I got a recent lesson in this during a recent visit with Mack Trucks at its customer center outside Allentown, PA; a facility that used to serve as the OEM’s research, development, and testing grounds from it’s opening in 1976 until 2010.
[Mack Trucks also held a ride and drive for visiting journalists, too, as part of this event and you can view more pictures by clicking here.]
David McKenna, Mack’s director of powertrain sales, walked me through how the OEM is tying its proprietary Mack line of engines – in this particular case its MP8 unit – to its 12-speed mDrive automated mechanical transmission (AMT) and C125 rear axle carrier to boost fuel efficiency by upwards of 3.5% in some cases.

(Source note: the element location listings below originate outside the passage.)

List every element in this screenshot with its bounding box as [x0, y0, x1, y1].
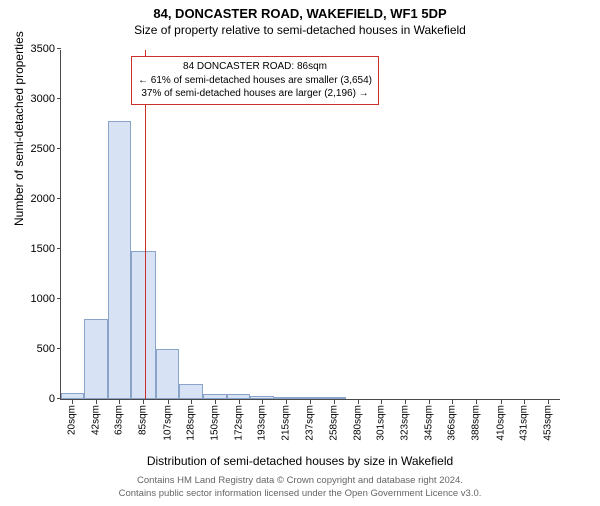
x-tick-mark — [96, 400, 97, 404]
x-tick-label: 345sqm — [424, 405, 435, 441]
x-tick-mark — [119, 400, 120, 404]
x-tick-mark — [452, 400, 453, 404]
x-tick-label: 453sqm — [542, 405, 553, 441]
x-tick-label: 280sqm — [352, 405, 363, 441]
x-tick-label: 410sqm — [495, 405, 506, 441]
attribution-footer: Contains HM Land Registry data © Crown c… — [0, 475, 600, 500]
x-tick-label: 172sqm — [234, 405, 245, 441]
histogram-bar — [108, 121, 131, 399]
x-tick-mark — [524, 400, 525, 404]
x-tick-mark — [358, 400, 359, 404]
y-tick-mark — [57, 98, 61, 99]
x-tick-label: 85sqm — [138, 405, 149, 435]
x-tick-mark — [286, 400, 287, 404]
x-axis-label: Distribution of semi-detached houses by … — [0, 454, 600, 468]
x-tick-mark — [239, 400, 240, 404]
y-axis-label: Number of semi-detached properties — [12, 31, 26, 226]
x-tick-mark — [310, 400, 311, 404]
x-tick-mark — [334, 400, 335, 404]
x-tick-mark — [72, 400, 73, 404]
x-tick-label: 237sqm — [305, 405, 316, 441]
y-tick-label: 500 — [37, 343, 61, 355]
y-tick-mark — [57, 348, 61, 349]
x-tick-mark — [168, 400, 169, 404]
x-tick-label: 20sqm — [66, 405, 77, 435]
x-tick-label: 258sqm — [328, 405, 339, 441]
histogram-bar — [156, 349, 179, 399]
chart: 050010001500200025003000350020sqm42sqm63… — [60, 50, 560, 430]
histogram-bar — [131, 251, 155, 399]
histogram-bar — [321, 397, 345, 399]
x-tick-label: 431sqm — [518, 405, 529, 441]
x-tick-label: 107sqm — [162, 405, 173, 441]
property-info-box: 84 DONCASTER ROAD: 86sqm← 61% of semi-de… — [131, 56, 379, 105]
histogram-bar — [227, 394, 250, 399]
footer-line-1: Contains HM Land Registry data © Crown c… — [0, 475, 600, 487]
y-tick-label: 2500 — [31, 143, 61, 155]
title-sub: Size of property relative to semi-detach… — [0, 23, 600, 37]
info-line-3: 37% of semi-detached houses are larger (… — [138, 87, 372, 101]
x-tick-mark — [476, 400, 477, 404]
x-tick-label: 366sqm — [447, 405, 458, 441]
x-tick-mark — [143, 400, 144, 404]
y-tick-mark — [57, 48, 61, 49]
x-tick-mark — [191, 400, 192, 404]
histogram-bar — [274, 397, 297, 399]
x-tick-label: 215sqm — [281, 405, 292, 441]
y-tick-mark — [57, 198, 61, 199]
x-tick-mark — [381, 400, 382, 404]
x-tick-label: 42sqm — [91, 405, 102, 435]
y-tick-mark — [57, 248, 61, 249]
x-tick-mark — [548, 400, 549, 404]
y-tick-label: 2000 — [31, 193, 61, 205]
histogram-bar — [203, 394, 227, 400]
x-tick-mark — [215, 400, 216, 404]
y-tick-mark — [57, 298, 61, 299]
y-tick-label: 1000 — [31, 293, 61, 305]
histogram-bar — [84, 319, 108, 399]
x-tick-label: 128sqm — [185, 405, 196, 441]
y-tick-label: 3000 — [31, 93, 61, 105]
y-tick-mark — [57, 148, 61, 149]
x-tick-label: 150sqm — [209, 405, 220, 441]
info-line-1: 84 DONCASTER ROAD: 86sqm — [138, 60, 372, 74]
x-tick-label: 388sqm — [471, 405, 482, 441]
y-tick-label: 0 — [49, 393, 61, 405]
histogram-bar — [250, 396, 274, 399]
x-tick-mark — [501, 400, 502, 404]
x-tick-mark — [405, 400, 406, 404]
histogram-bar — [61, 393, 84, 399]
histogram-bar — [179, 384, 203, 399]
y-tick-label: 1500 — [31, 243, 61, 255]
x-tick-label: 323sqm — [399, 405, 410, 441]
x-tick-label: 301sqm — [375, 405, 386, 441]
y-tick-label: 3500 — [31, 43, 61, 55]
x-tick-mark — [429, 400, 430, 404]
plot-area: 050010001500200025003000350020sqm42sqm63… — [60, 50, 560, 400]
x-tick-mark — [262, 400, 263, 404]
x-tick-label: 193sqm — [257, 405, 268, 441]
histogram-bar — [297, 397, 321, 399]
info-line-2: ← 61% of semi-detached houses are smalle… — [138, 74, 372, 88]
title-main: 84, DONCASTER ROAD, WAKEFIELD, WF1 5DP — [0, 6, 600, 21]
footer-line-2: Contains public sector information licen… — [0, 488, 600, 500]
x-tick-label: 63sqm — [114, 405, 125, 435]
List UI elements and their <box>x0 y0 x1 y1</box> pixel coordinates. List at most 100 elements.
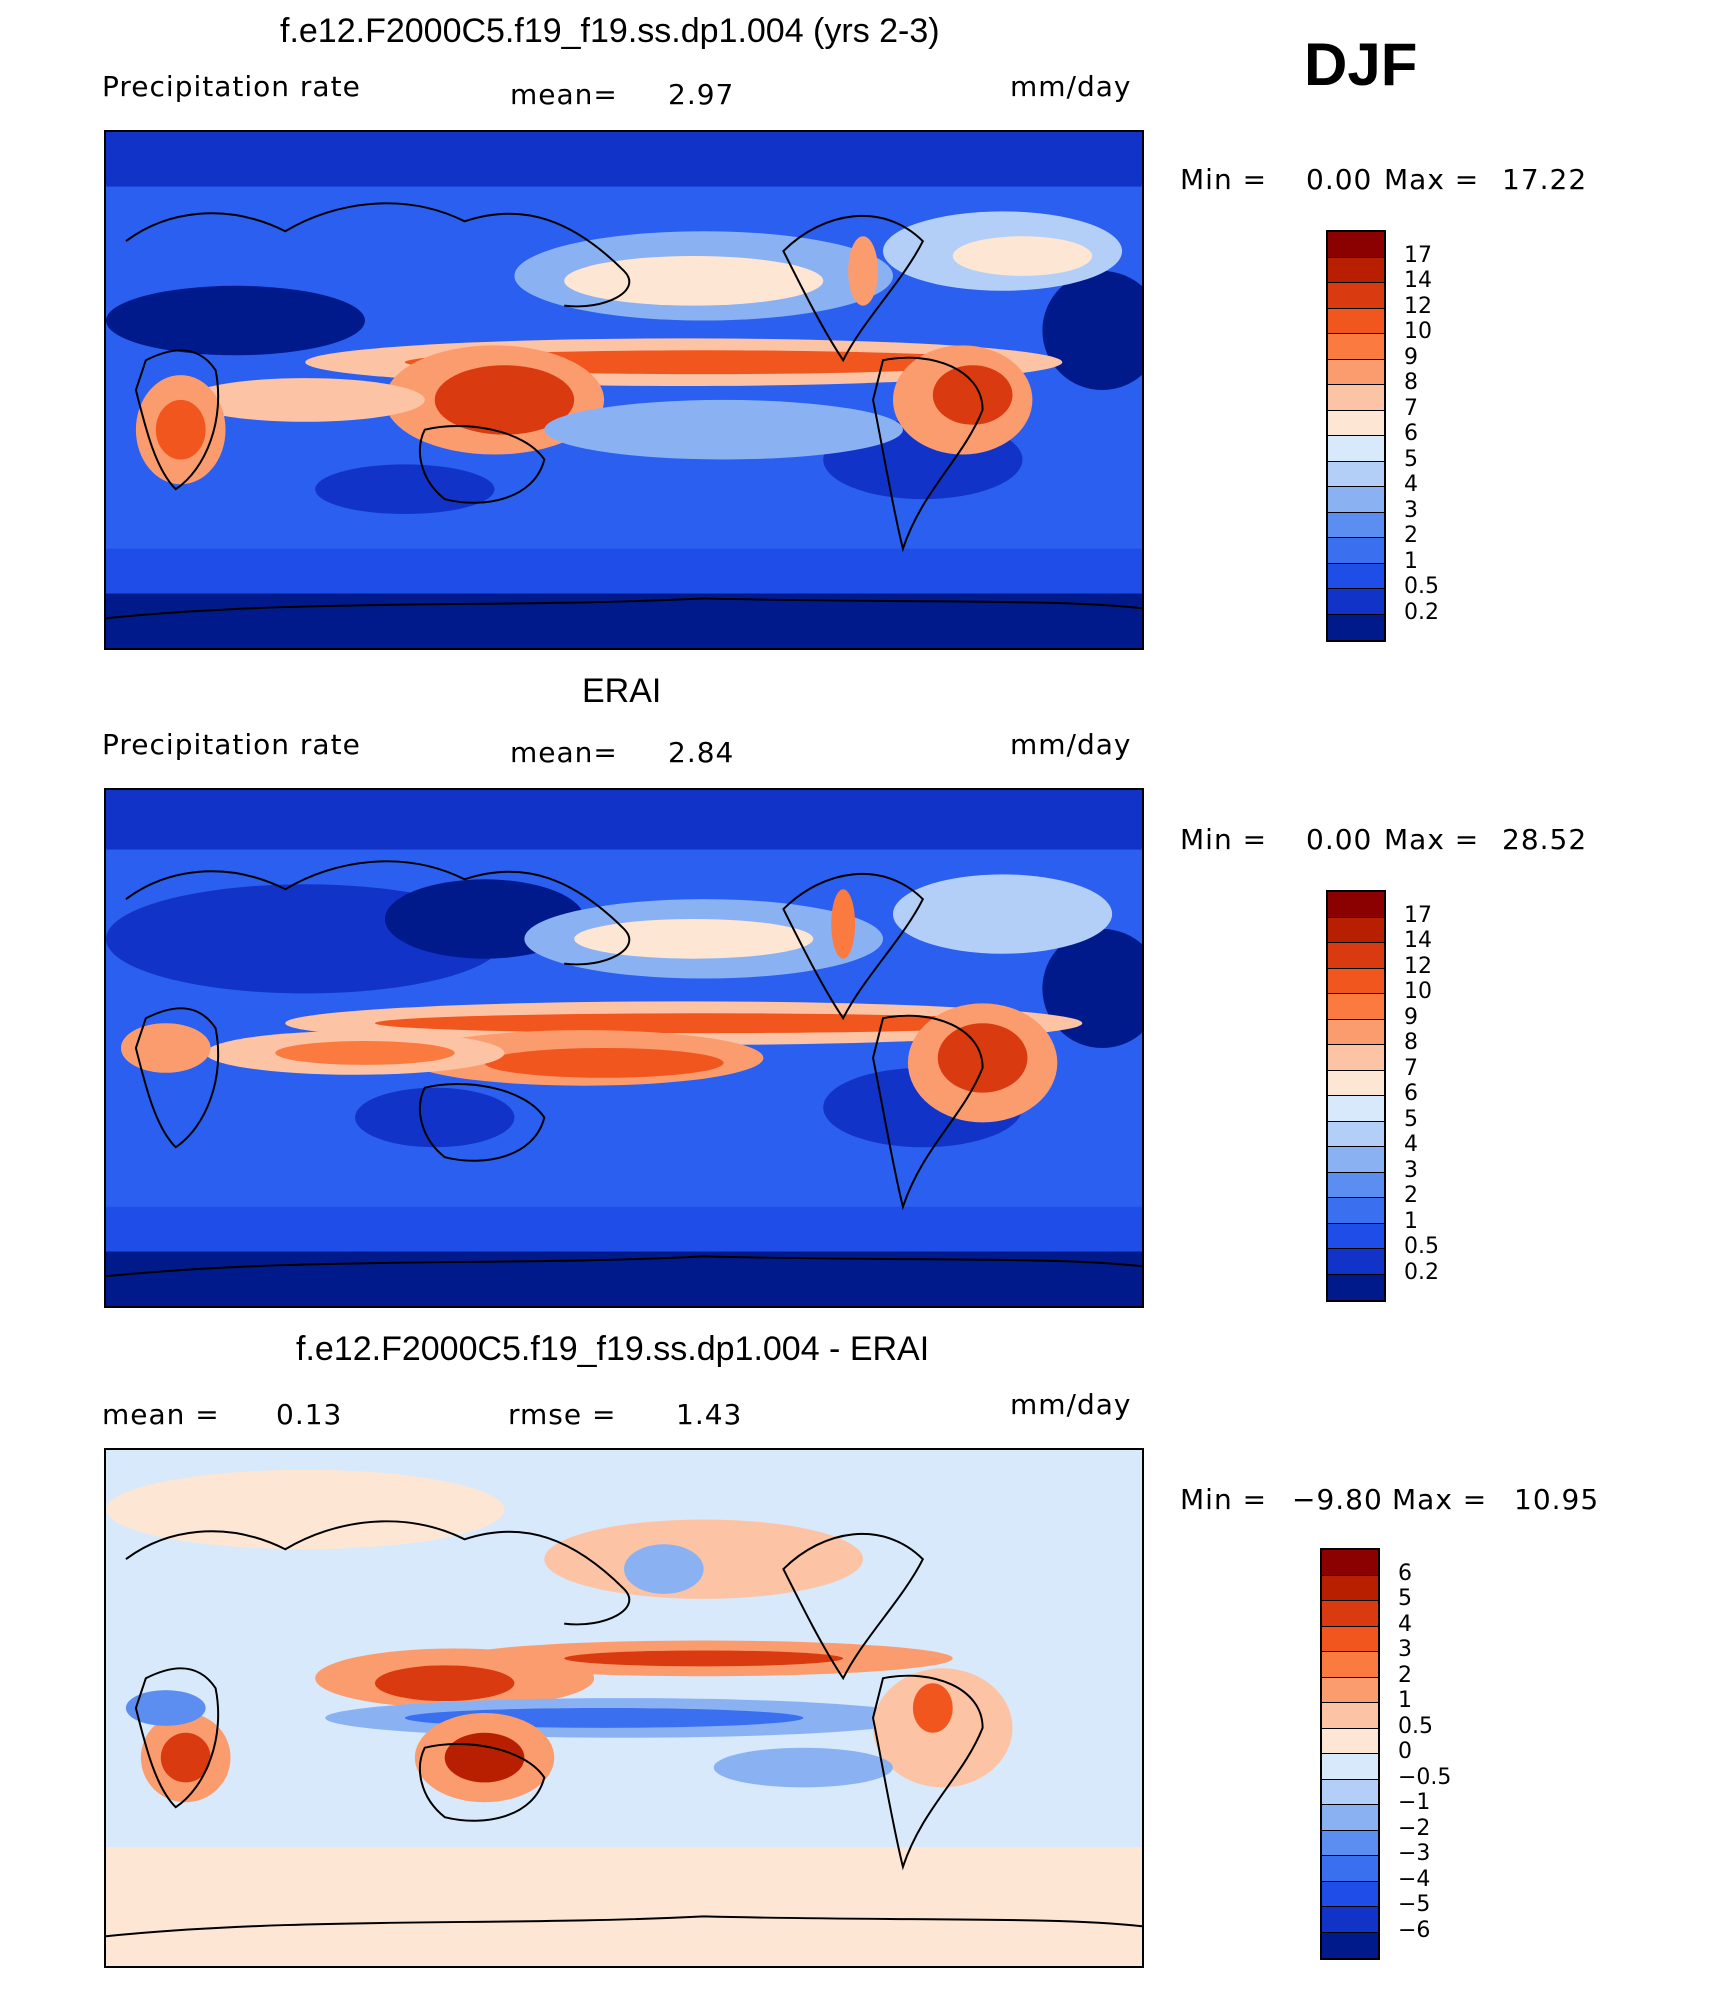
colorbar-swatch <box>1328 283 1384 309</box>
colorbar-swatch <box>1328 1198 1384 1224</box>
colorbar-tick-label: −2 <box>1398 1815 1431 1841</box>
colorbar-swatch <box>1328 1096 1384 1122</box>
colorbar-tick-label: 5 <box>1404 1106 1418 1132</box>
colorbar-tick-label: 4 <box>1404 1132 1418 1157</box>
colorbar-tick-label: 17 <box>1404 902 1432 928</box>
colorbar-tick-label: 3 <box>1404 1157 1418 1183</box>
colorbar-tick-label: −4 <box>1398 1866 1431 1892</box>
colorbar-tick-label: 4 <box>1404 472 1418 497</box>
panel3-rmse-label: rmse = <box>508 1398 617 1431</box>
panel1-max-value: 17.22 <box>1502 163 1588 196</box>
colorbar-tick-label: 6 <box>1404 421 1418 446</box>
colorbar-swatch <box>1328 1045 1384 1071</box>
panel1-variable-label: Precipitation rate <box>102 70 361 103</box>
panel3-units: mm/day <box>1010 1388 1132 1421</box>
colorbar-tick-label: 2 <box>1404 1183 1418 1208</box>
panel2-min-value: 0.00 <box>1306 823 1373 856</box>
colorbar-swatch <box>1328 461 1384 487</box>
colorbar-tick-label: 1 <box>1398 1688 1412 1713</box>
colorbar-tick-label: 5 <box>1398 1586 1412 1611</box>
colorbar-swatch <box>1328 385 1384 411</box>
colorbar-swatch <box>1322 1652 1378 1678</box>
panel3-rmse-value: 1.43 <box>676 1398 743 1431</box>
colorbar-tick-label: 2 <box>1404 523 1418 548</box>
colorbar-tick-label: 4 <box>1398 1611 1412 1637</box>
colorbar-swatch <box>1328 359 1384 385</box>
panel1-units: mm/day <box>1010 70 1132 103</box>
colorbar-tick-label: 7 <box>1404 1055 1418 1081</box>
colorbar-tick-label: 14 <box>1404 268 1432 293</box>
panel2-max-label: Max = <box>1384 823 1480 856</box>
colorbar-swatch <box>1328 614 1384 640</box>
colorbar-tick-label: −1 <box>1398 1790 1431 1815</box>
colorbar-swatch <box>1328 968 1384 994</box>
colorbar-tick-label: 6 <box>1404 1081 1418 1106</box>
colorbar-swatch <box>1328 1121 1384 1147</box>
panel3-map <box>104 1448 1144 1968</box>
panel1-mean-value: 2.97 <box>668 78 735 111</box>
panel1-max-label: Max = <box>1384 163 1480 196</box>
colorbar-swatch <box>1322 1805 1378 1831</box>
panel3-min-value: −9.80 <box>1292 1483 1383 1516</box>
colorbar-tick-label: −3 <box>1398 1841 1431 1866</box>
colorbar-swatch <box>1328 1172 1384 1198</box>
panel1-min-label: Min = <box>1180 163 1268 196</box>
colorbar-swatch <box>1322 1626 1378 1652</box>
panel2-colorbar <box>1326 890 1386 1302</box>
colorbar-tick-label: 9 <box>1404 344 1418 370</box>
colorbar-tick-label: 12 <box>1404 953 1432 979</box>
panel1-colorbar <box>1326 230 1386 642</box>
colorbar-swatch <box>1322 1601 1378 1627</box>
colorbar-swatch <box>1328 538 1384 564</box>
colorbar-swatch <box>1328 308 1384 334</box>
colorbar-swatch <box>1322 1779 1378 1805</box>
panel1-title: f.e12.F2000C5.f19_f19.ss.dp1.004 (yrs 2-… <box>280 12 940 50</box>
colorbar-swatch <box>1322 1677 1378 1703</box>
colorbar-tick-label: 6 <box>1398 1560 1412 1586</box>
colorbar-tick-label: 14 <box>1404 928 1432 953</box>
panel1-mean-label: mean= <box>510 78 618 111</box>
colorbar-tick-label: −5 <box>1398 1892 1431 1917</box>
colorbar-tick-label: 3 <box>1404 497 1418 523</box>
panel2-mean-label: mean= <box>510 736 618 769</box>
colorbar-swatch <box>1328 232 1384 258</box>
colorbar-swatch <box>1328 487 1384 513</box>
colorbar-swatch <box>1322 1856 1378 1882</box>
colorbar-swatch <box>1322 1728 1378 1754</box>
panel3-min-label: Min = <box>1180 1483 1268 1516</box>
panel3-mean-label: mean = <box>102 1398 220 1431</box>
colorbar-tick-label: 12 <box>1404 293 1432 319</box>
panel1-map <box>104 130 1144 650</box>
panel2-min-label: Min = <box>1180 823 1268 856</box>
panel2-map <box>104 788 1144 1308</box>
colorbar-swatch <box>1322 1754 1378 1780</box>
colorbar-swatch <box>1322 1881 1378 1907</box>
colorbar-swatch <box>1322 1703 1378 1729</box>
colorbar-tick-label: 7 <box>1404 395 1418 421</box>
colorbar-swatch <box>1328 257 1384 283</box>
colorbar-tick-label: 2 <box>1398 1662 1412 1688</box>
colorbar-tick-label: 3 <box>1398 1637 1412 1662</box>
panel2-variable-label: Precipitation rate <box>102 728 361 761</box>
colorbar-swatch <box>1328 1019 1384 1045</box>
panel2-mean-value: 2.84 <box>668 736 735 769</box>
colorbar-tick-label: 8 <box>1404 1030 1418 1055</box>
panel3-mean-value: 0.13 <box>276 1398 343 1431</box>
panel3-max-label: Max = <box>1392 1483 1488 1516</box>
colorbar-swatch <box>1328 334 1384 360</box>
colorbar-swatch <box>1328 436 1384 462</box>
panel3-colorbar <box>1320 1548 1380 1960</box>
colorbar-tick-label: 0.5 <box>1404 574 1439 599</box>
panel2-units: mm/day <box>1010 728 1132 761</box>
colorbar-tick-label: 5 <box>1404 446 1418 472</box>
colorbar-swatch <box>1322 1932 1378 1958</box>
colorbar-swatch <box>1328 589 1384 615</box>
colorbar-swatch <box>1328 410 1384 436</box>
colorbar-tick-label: 0.2 <box>1404 1259 1439 1285</box>
panel3-max-value: 10.95 <box>1514 1483 1600 1516</box>
colorbar-swatch <box>1322 1550 1378 1576</box>
colorbar-swatch <box>1328 512 1384 538</box>
colorbar-swatch <box>1328 1274 1384 1300</box>
colorbar-tick-label: 1 <box>1404 548 1418 574</box>
panel3-title: f.e12.F2000C5.f19_f19.ss.dp1.004 - ERAI <box>296 1330 930 1368</box>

The engine/mDrive connection is worth about 2% of that equation, with the rear axle carrier generating 1.5% of it.
McKenna explained that it’s important for truck operators to realize that bigger no longer necessarily translates into better when it comes to engine displacement anymore as lighter displacement engines can now generate sufficient torque to meet about 95% of trucking’s performance needs.
“It’s important to remember that torque determines the amount of work an engine can do while horsepower describes the speed at which that work can be done,” he told me.“By adjusting the fuel map strategy of our engines, in combination with sharing more detailed information between the transmission and engine, we can provide more torque in the top two gears than before – above 200 ft-lbs more,” he said. “That means a driver can stay in the top two gears longer and not downshift; or, if they have to downshift, only drop one gear, not two. And staying in that top range is the where you hit the ‘sweet spot’ for fuel economy.”
Improvements to other components also help in the push to gain more fuel economy as well. In Mack’s case, take its new Twin Y suspension package. Compared to Mack’s previous AL-401 suspension, the Twin Y is lighter by about 400 lbs.
Not only does it save weight, but Jerry Warmkessel, the OEM’s highway product marketing manager, said pilot testing with customer fleets indicated that the Twin Y can also improve rear axle tire wear by 25% – adding some extra savings to the bottom line as well.
And as the cost of trucking operations only continues to climb as driver wages increase, fuel prices stay higher, and regulatory burdens grow, every penny saved is going to make a big difference.